La théologie nous permet de penser Jésus dans le jeu trinitaire, elle nous empêche de le séparer jamais du lieu natif d’où il parle et à partir duquel deviennent intelligibles son être et sa mission.


Une vie de prière

Rien ne se fera sans une compréhension en profondeur du mystère du Christ qui suppose une méditation assidue, et, pratiquement, une vie d’oraison.

Celle-ci vient rejoindre Jésus dans tout ce qu’il est, mais d’abord dans son humanité sainte, par laquelle il s’est mis à notre portée. Le priant qui se tourne vers le Christ ne pense pas à un être mort il y a deux mille ans, mais bien à un vivant qui est là tout près de lui, avec toute la richesse de son être. Jésus ressuscité récapitule dans son cœur toutes les étapes de sa vie sur terre, on peut donc s’attacher, tour à tour et selon l’élan de notre âme, à tel ou tel « mystère », à tel ou tel moment, à tel ou tel « état », qui perdure dans le Christ glorieux.

En réalité, chacun de ces mystères nous fait contempler la divinité, non pas à côté de, au dessus, mais dans son humanité. Chacun nous donne Jésus tout entier mais à travers une facette particulière, un moment distinct, sur lequel notre esprit peut se fixer. Il ne s’agit pas de s’arrêter seulement à des perfections abstraites (bonté, sagesse etc ...), mais de voir, dans le concret d’un rencontre, d’une parole, d’un soupir, la manière unique et proprement divine dont Jésus se saisit de notre nature pour se l’approprier. Nous savons que la grâce de ce moment n’est pas une sensation fugace, mais que, par l’Esprit qui nous en fait l’exégèse de l’intérieur, il s’imprime en nous et nous rend peu à peu participants de sa nature divine.

Cette connaissance amoureuse du Christ est la plus vraie, même si elle se fait dans une relative obscurité.

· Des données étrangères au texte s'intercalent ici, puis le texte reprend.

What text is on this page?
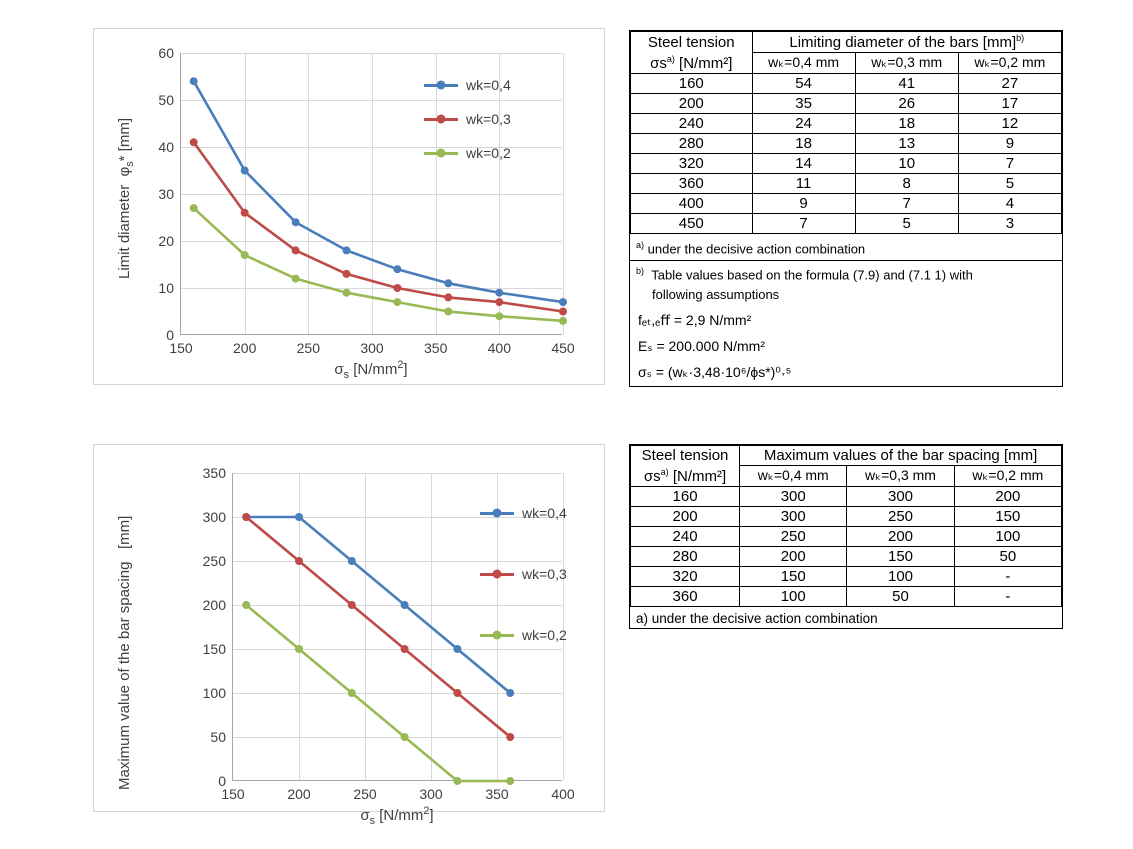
60
50
40
30
20
10
0
150	200	250	300	350	400	450
Limit diameter  $\varphi_s*$ [mm]
$\sigma_s$ $[N/mm^2]$
wk=0,4
wk=0,3
wk=0,2
Steel tension	Limiting diameter of the bars [mm]$^{b)}$
σs$^{a)}$ [N/mm²]	wₖ=0,4 mm	wₖ=0,3 mm	wₖ=0,2 mm
160	54	41	27
200	35	26	17
240	24	18	12
280	18	13	9
320	14	10	7
360	11	8	5
400	9	7	4
450	7	5	3
$^{a)}$ under the decisive action combination
$^{b)}$ Table values based on the formula (7.9) and (7.1 1) with
following assumptions
fₑₜ,ₑﬀ = 2,9 N/mm²
Eₛ = 200.000 N/mm²
σₛ = (wₖ·3,48·10⁶/ϕs*)⁰˕⁵
350
300
250
200
150
100
50
0
150	200	250	300	350	400
Maximum value of the bar spacing   [mm]
$\sigma_s$ $[N/mm^2]$
wk=0,4
wk=0,3
wk=0,2
Steel tension	Maximum values of the bar spacing [mm]		
σs$^{a)}$ [N/mm²]	wₖ=0,4 mm	wₖ=0,3 mm	wₖ=0,2 mm
160	300	300	200
200	300	250	150
240	250	200	100
280	200	150	50
320	150	100	-
360	100	50	-
a) under the decisive action combination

Elle s’éprouve comme une rencontre où le Christ nous dépasse et nous mène toujours plus loin, nous faisant sentir que nos représentations ont toujours quelque chose d’inadéquat, et mettant en tension les termes qui nous ont aidés à évoquer quelque chose de lui : force et faiblesse, grandeur et petitesse, justice et amour, etc... La synthèse qui se trouve mystérieusement réalisée en lui ne nous est accessible qu’en acceptant de perdre la mesure et de nous engager dans une rencontre plus profonde...


Avenir de la connaissance du Christ

Fortement appuyée sur une vie de foi et d’amour, la connaissance du Christ qu’éprouve le chrétien n’est pourtant qu’une ébauche de ce que sera la vision face à face. Mais elle participe déjà à son immédiateté : le Christ se donne déjà réellement à l’âme qui le cherche, toutefois celle-ci est encore incapable d’en profiter pleinement, encombrée qu’elle est encore de son existence partagée, non encore totalement réunifiée en Dieu. Elle soupire après ce jour où elle connaîtra « comme elle est connue » (1 Co 13,12), et en attendant elle dit, avec l’Épouse, poussée par l’Esprit : « viens ! » (Ap 22,17).

P. Michel Gitton, ordonné prêtre en 1974, membre de la communauté apostolique Aïn Karem.

[1] Voir Résurrection, n°114-115, p. 79-102 (sur l’ouvrage tiré de la série Jésus après Jésus, 2004) et n° 128, p. 63-85 (sur la série Apocalypse, diffusée en déc. 2008).

[2] Herméneutique : art d’interpréter les textes anciens (Petit Larousse).